Increasing priority back to P3. This issue merits P3 based on ILW guidelines as its a significant performance improvement across several crypto focused workloads.

> I have not run any of the SPEC tests. The numbers provided for the SPEC tests seem unreal and if the performance was that great, > I would have expected to see the microbenchmark perform nearly as well, but I didn't. Don't spend time on microbenchmarks, when you able to run SPECjvm2008:crypto.rsa, and that would be prove, because of SPEC benchmarks correlate with the real world performance. And I have to note that the mirobenchmark was created by 3d party, and original issue should be considered without this micro.

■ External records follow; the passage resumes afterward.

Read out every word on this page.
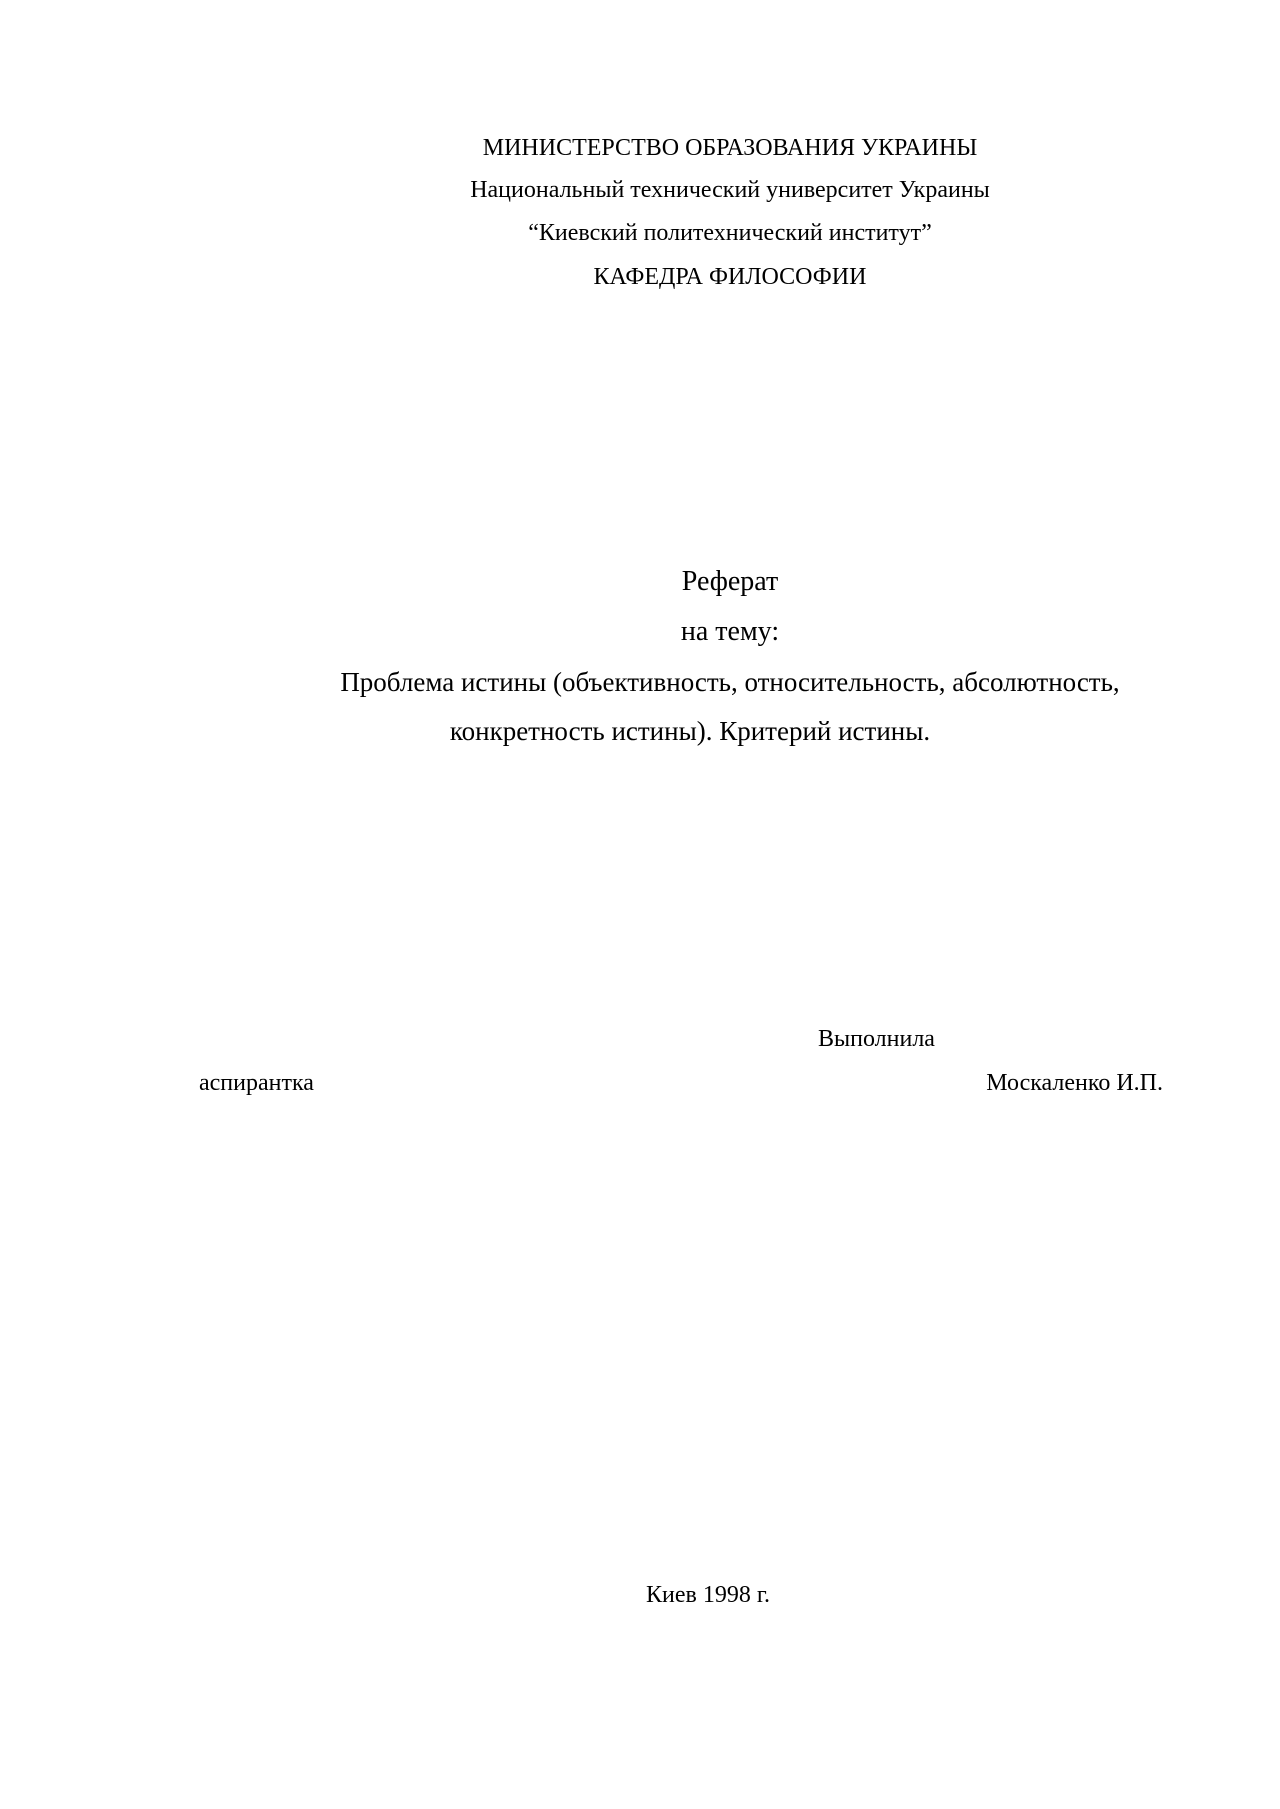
МИНИСТЕРСТВО ОБРАЗОВАНИЯ УКРАИНЫ
Национальный технический университет Украины
“Киевский политехнический институт”
КАФЕДРА ФИЛОСОФИИ
Реферат
на тему:
Проблема истины (объективность, относительность, абсолютность,
конкретность истины). Критерий истины.
Выполнила
аспирантка	Москаленко И.П.
Киев 1998 г.
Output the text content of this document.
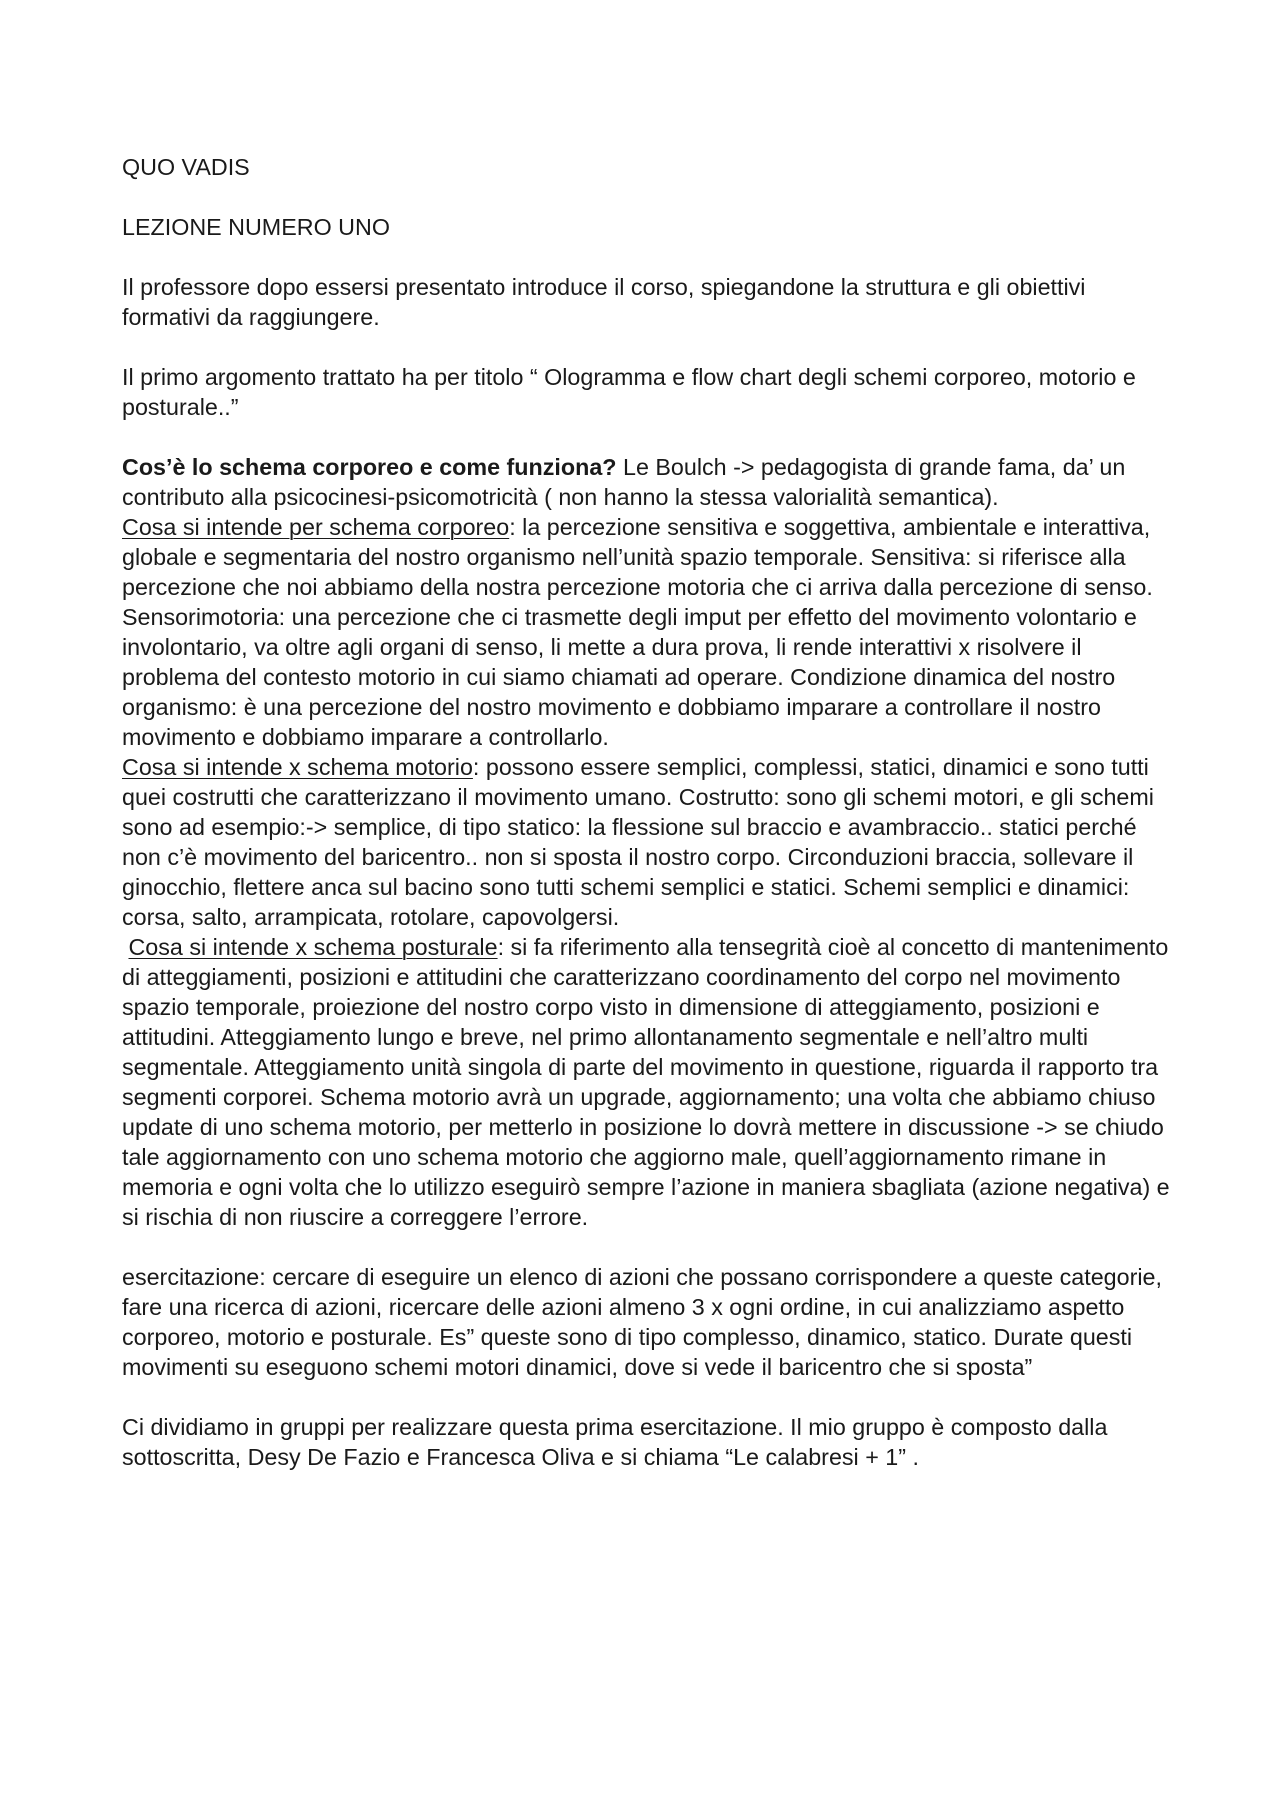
QUO VADIS

LEZIONE NUMERO UNO

Il professore dopo essersi presentato introduce il corso, spiegandone la struttura e gli obiettivi formativi da raggiungere.

Il primo argomento trattato ha per titolo “ Ologramma e flow chart degli schemi corporeo, motorio e posturale..”

Cos’è lo schema corporeo e come funziona? Le Boulch -> pedagogista di grande fama, da’ un contributo alla psicocinesi-psicomotricità ( non hanno la stessa valorialità semantica).

Cosa si intende per schema corporeo: la percezione sensitiva e soggettiva, ambientale e interattiva, globale e segmentaria del nostro organismo nell’unità spazio temporale. Sensitiva: si riferisce alla percezione che noi abbiamo della nostra percezione motoria che ci arriva dalla percezione di senso. Sensorimotoria: una percezione che ci trasmette degli imput per effetto del movimento volontario e involontario, va oltre agli organi di senso, li mette a dura prova, li rende interattivi x risolvere il problema del contesto motorio in cui siamo chiamati ad operare. Condizione dinamica del nostro organismo: è una percezione del nostro movimento e dobbiamo imparare a controllare il nostro movimento e dobbiamo imparare a controllarlo.

Cosa si intende x schema motorio: possono essere semplici, complessi, statici, dinamici e sono tutti quei costrutti che caratterizzano il movimento umano. Costrutto: sono gli schemi motori, e gli schemi sono ad esempio:-> semplice, di tipo statico: la flessione sul braccio e avambraccio.. statici perché non c’è movimento del baricentro.. non si sposta il nostro corpo. Circonduzioni braccia, sollevare il ginocchio, flettere anca sul bacino sono tutti schemi semplici e statici. Schemi semplici e dinamici: corsa, salto, arrampicata, rotolare, capovolgersi.

Cosa si intende x schema posturale: si fa riferimento alla tensegrità cioè al concetto di mantenimento di atteggiamenti, posizioni e attitudini che caratterizzano coordinamento del corpo nel movimento spazio temporale, proiezione del nostro corpo visto in dimensione di atteggiamento, posizioni e attitudini. Atteggiamento lungo e breve, nel primo allontanamento segmentale e nell’altro multi segmentale. Atteggiamento unità singola di parte del movimento in questione, riguarda il rapporto tra segmenti corporei. Schema motorio avrà un upgrade, aggiornamento; una volta che abbiamo chiuso update di uno schema motorio, per metterlo in posizione lo dovrà mettere in discussione -> se chiudo tale aggiornamento con uno schema motorio che aggiorno male, quell’aggiornamento rimane in memoria e ogni volta che lo utilizzo eseguirò sempre l’azione in maniera sbagliata (azione negativa) e si rischia di non riuscire a correggere l’errore.

esercitazione: cercare di eseguire un elenco di azioni che possano corrispondere a queste categorie, fare una ricerca di azioni, ricercare delle azioni almeno 3 x ogni ordine, in cui analizziamo aspetto corporeo, motorio e posturale. Es” queste sono di tipo complesso, dinamico, statico. Durate questi movimenti su eseguono schemi motori dinamici, dove si vede il baricentro che si sposta”

Ci dividiamo in gruppi per realizzare questa prima esercitazione. Il mio gruppo è composto dalla sottoscritta, Desy De Fazio e Francesca Oliva e si chiama “Le calabresi + 1” .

I have run the microbenchmark test provided and have found little significant performance increase running on a T4 using enc_alg. It was more noticeable for 16byte operations with 1000 threads, but that was all. When it came to 128 bytes, the advantage was negligible. When I looked at the source of the test I made some modifications. I had to modify the test as the "score" seemed arbitrary, for example there was a divide by 6 that I do not see a reason for. I changed it to ops/sec which is what we are trying to measure. Secondly the input data was the same for every doFinal() call, which using the same data tends to get tainted by system cache speeding up repeated operations. When looking at the profile of runs it was true that the ConcurrentHashMap showed up less as a hot function than the current LinkedList. However, the functions that matter yf_aes128_cbc_encrypt were nearly identical in their timing. The change mostly shifted the lock to another part of the system. Below is 1000 threads running 512byte input. ConcurrentHashMap 171.650 171.650 <Total> 32.513 32.513 __lwp_park 16.091 24.887 mutex_lock_impl 8.796 8.796 mutex_trylock_adaptive 5.744 13.610 _malloc_unlocked 4.963 6.725 mutex_unlock 4.373 4.373 yf_aes128_cbc_encrypt LinkedList 174.062 174.062 <Total> 31.592 31.592 __lwp_park 14.980 23.617 mutex_lock_impl 8.636 8.636 mutex_trylock_adaptive 7.735 10.087 sun.security.pkcs11.Token.releaseSession(sun.security.pkcs11.Session) 6.144 6.144 java.util.Arrays.copyOfRange(char[], int, int) 5.514 12.809 _malloc_unlocked 4.533 4.653 sun.security.pkcs11.Session.id() 4.413 6.084 mutex_unlock 4.243 4.243 yf_aes128_cbc_encrypt I have not run any of the SPEC tests. The numbers provided for the SPEC tests seem unreal and if the performance was that great, I would have expected to see the microbenchmark perform nearly as well, but I didn't. I saw a 20% performance increase at 16 byte and near none at 128 bytes. At 16 bytes all the time is spent in the JVM and nearly none doing encryption. At this moment this looks more like a performance increase for a spec benchmark rather than the real world. I maybe wrong, just my opinion with the data I've seen in the tests and read in the bug.